Oklahoma orthodoxy is indeed one in which conservative Christianity and conservative politics are wedded. But the film’s visual juxtapositions of conservative (and rural) and liberal (and urban) do not map cleanly onto the diversity of Christianity in Oklahoma. Nor do the filmmakers seem to recognize fully what they’re up against. The conservative evangelicals that flock to houses of worship in Oklahoma City and Tulsa are just as urbane and cool as their counterparts in Brooklyn and Silver Lake. Perhaps the most famous Christians in Oklahoma today are the fundamentalist Greens—the Hobby Lobby dynastic family who founded the Museum of the Bible, a $500 million dollar evangelical museum near the national mall in Washington, and also serve as loud advocates in conservative politics. Members of their family are engaged in a mission to rebrand the Bible in order to get it in people’s hands, hearts, and policymaking on a national level. The Museum of the Bible, which is headquartered in Oklahoma City, held its 2017 opening gala at the Trump Hotel near the White House. To put it bluntly, the “orthodox” opponents that American Heretics represents are in actuality slicker, wealthier, and savvier than the film captures.

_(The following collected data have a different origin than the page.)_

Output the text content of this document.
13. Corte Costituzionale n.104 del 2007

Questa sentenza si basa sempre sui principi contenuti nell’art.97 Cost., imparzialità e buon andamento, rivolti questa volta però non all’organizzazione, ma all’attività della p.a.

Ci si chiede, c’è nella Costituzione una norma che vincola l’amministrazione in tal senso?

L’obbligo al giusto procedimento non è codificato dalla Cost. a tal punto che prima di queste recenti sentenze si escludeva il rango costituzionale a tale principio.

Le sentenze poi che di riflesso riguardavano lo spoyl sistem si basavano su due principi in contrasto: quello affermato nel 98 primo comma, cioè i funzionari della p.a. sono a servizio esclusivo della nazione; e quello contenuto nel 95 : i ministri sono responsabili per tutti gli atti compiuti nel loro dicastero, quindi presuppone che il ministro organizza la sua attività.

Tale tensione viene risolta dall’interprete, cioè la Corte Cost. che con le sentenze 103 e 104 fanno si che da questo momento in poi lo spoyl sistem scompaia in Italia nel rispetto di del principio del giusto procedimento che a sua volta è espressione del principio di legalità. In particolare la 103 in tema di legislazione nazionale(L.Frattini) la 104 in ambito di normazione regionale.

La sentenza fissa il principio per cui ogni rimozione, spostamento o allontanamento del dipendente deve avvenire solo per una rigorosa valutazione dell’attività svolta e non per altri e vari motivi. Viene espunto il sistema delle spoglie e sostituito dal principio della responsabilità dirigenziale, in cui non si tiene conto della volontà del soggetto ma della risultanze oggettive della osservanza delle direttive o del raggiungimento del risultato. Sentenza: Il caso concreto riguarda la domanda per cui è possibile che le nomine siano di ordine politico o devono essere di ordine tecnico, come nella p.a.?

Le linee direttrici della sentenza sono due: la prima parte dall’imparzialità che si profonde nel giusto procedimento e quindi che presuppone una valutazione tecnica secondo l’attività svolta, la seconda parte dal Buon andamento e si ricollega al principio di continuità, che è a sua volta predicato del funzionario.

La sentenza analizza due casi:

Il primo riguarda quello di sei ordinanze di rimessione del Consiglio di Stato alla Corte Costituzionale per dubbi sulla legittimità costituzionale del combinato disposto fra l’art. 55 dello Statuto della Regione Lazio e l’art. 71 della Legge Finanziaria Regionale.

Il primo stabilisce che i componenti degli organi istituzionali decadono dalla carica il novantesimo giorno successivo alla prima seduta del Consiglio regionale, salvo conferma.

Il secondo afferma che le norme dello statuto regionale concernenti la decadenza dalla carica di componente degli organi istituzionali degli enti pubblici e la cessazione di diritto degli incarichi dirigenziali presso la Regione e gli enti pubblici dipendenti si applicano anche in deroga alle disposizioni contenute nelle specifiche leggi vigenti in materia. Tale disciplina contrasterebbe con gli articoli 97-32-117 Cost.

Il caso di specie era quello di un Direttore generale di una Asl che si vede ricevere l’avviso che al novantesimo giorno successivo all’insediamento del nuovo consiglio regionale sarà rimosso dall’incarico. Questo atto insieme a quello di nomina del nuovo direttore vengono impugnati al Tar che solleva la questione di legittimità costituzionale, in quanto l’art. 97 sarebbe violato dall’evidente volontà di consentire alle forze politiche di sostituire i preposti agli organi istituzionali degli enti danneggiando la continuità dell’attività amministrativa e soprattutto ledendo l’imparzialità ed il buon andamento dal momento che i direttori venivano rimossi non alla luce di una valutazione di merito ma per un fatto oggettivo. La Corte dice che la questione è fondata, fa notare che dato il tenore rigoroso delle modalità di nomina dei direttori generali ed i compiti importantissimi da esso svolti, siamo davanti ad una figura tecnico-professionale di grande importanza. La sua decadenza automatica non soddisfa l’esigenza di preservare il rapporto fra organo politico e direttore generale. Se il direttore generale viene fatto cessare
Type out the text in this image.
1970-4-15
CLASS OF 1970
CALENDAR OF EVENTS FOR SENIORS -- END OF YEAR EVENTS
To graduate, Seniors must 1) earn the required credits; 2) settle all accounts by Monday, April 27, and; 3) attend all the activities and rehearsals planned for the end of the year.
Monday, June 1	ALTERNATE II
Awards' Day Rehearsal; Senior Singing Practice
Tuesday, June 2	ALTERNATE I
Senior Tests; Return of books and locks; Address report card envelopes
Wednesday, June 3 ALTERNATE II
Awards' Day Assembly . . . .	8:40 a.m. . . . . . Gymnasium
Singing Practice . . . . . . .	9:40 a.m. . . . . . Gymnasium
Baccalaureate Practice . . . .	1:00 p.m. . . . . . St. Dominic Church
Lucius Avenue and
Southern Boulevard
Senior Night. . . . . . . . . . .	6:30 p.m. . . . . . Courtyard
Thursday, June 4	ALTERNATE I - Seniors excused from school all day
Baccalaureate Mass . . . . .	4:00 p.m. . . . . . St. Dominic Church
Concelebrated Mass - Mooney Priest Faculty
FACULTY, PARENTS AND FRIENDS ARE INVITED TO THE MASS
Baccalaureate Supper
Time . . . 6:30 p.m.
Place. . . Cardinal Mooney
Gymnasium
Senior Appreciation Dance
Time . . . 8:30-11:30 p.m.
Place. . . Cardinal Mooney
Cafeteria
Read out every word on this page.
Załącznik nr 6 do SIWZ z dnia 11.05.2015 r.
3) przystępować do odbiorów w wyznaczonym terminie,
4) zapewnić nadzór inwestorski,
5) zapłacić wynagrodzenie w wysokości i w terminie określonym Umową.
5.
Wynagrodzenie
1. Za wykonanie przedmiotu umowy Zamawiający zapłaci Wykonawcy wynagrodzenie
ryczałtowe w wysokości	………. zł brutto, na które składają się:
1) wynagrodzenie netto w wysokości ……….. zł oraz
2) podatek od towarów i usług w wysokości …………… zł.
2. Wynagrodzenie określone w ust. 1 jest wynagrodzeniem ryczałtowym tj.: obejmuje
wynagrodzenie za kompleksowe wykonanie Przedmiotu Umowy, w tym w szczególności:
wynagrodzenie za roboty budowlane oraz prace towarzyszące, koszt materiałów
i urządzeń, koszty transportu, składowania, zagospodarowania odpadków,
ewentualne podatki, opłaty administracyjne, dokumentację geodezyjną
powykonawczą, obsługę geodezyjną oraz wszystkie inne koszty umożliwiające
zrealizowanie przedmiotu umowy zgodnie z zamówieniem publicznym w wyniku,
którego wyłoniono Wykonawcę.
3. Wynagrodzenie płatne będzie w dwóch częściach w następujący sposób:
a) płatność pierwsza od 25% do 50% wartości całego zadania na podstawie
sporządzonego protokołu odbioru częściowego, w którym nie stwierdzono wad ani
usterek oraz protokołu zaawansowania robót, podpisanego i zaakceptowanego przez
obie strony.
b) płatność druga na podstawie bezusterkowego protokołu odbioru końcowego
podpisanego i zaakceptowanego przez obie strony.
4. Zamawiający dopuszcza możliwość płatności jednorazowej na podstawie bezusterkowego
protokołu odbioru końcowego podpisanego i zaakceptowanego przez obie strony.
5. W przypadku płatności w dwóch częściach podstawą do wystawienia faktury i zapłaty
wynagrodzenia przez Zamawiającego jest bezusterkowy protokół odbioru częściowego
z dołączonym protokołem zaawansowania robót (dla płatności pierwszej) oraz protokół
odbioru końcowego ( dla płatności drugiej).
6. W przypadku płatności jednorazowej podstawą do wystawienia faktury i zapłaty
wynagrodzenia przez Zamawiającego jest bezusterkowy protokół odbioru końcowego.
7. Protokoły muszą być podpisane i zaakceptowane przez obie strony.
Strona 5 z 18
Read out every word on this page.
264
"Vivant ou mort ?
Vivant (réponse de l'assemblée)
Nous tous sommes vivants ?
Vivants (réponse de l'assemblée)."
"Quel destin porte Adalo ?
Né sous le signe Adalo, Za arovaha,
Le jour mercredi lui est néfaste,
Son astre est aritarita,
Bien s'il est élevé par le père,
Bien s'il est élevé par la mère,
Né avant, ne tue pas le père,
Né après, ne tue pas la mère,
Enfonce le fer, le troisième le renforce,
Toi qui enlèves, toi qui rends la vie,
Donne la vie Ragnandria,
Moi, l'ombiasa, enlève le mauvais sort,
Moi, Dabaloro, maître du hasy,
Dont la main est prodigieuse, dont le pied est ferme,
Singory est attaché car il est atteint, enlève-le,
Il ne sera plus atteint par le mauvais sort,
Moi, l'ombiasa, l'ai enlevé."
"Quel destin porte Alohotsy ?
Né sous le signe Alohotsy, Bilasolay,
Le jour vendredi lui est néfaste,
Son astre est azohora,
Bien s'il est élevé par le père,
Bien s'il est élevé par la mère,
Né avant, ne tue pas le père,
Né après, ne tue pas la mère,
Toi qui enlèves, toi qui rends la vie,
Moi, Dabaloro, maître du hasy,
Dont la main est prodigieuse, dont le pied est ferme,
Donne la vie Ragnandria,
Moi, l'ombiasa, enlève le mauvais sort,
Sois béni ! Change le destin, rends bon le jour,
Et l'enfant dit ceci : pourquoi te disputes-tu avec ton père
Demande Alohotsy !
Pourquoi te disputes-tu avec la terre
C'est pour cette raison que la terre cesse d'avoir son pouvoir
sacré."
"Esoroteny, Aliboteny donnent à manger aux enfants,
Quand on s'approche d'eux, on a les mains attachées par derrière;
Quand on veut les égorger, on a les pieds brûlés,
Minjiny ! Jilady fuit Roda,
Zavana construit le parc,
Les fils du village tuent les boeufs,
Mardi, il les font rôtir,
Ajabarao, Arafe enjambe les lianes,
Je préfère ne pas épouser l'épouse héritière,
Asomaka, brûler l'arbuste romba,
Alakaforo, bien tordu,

American Heretics is not a film that will convince stalwart conservative Christians to switch sides in the culture war. It’s preaching to its own choir. But there are some in the audience who will benefit from overhearing the sermon. For those who have a narrow view of what kinds of politics can be practiced by Christians today, the film is poised to open minds to a wider set of possibilities. Liberal Christianity in the Bible Belt here gets a visibility that it heretofore has not had in popular culture. Moreover, the film’s mode of advocacy is just as interesting, if not more so, than the subject matter itself: American Heretics helps us see how progressive Christians tell their own stories and bolster their attempts to make a place for themselves in the popular imagination of American Christianity. The film shows a process by which liberal and politically active forms of modern Christianity are constructing their identity as Christians, deploying historical arguments that ground less familiar forms of Protestantism in a new political matrix.

Historians of Christianity attuned to the problems of the orthodoxy/heresy binary know that this is a contest over Christianity that no one can really win. We would all do well to pay attention to how those who are already marginalized lose more than others.

 

Jill Hicks-Keeton is assistant professor of religious studies at the University of Oklahoma. She is the author of Arguing with Aseneth: Gentile Access to Israel’s Living God in Jewish Antiquity, published by Oxford University Press in 2018, and co-editor of The Museum of the Bible: A Critical Introduction from Lexington Books/Fortress Academic.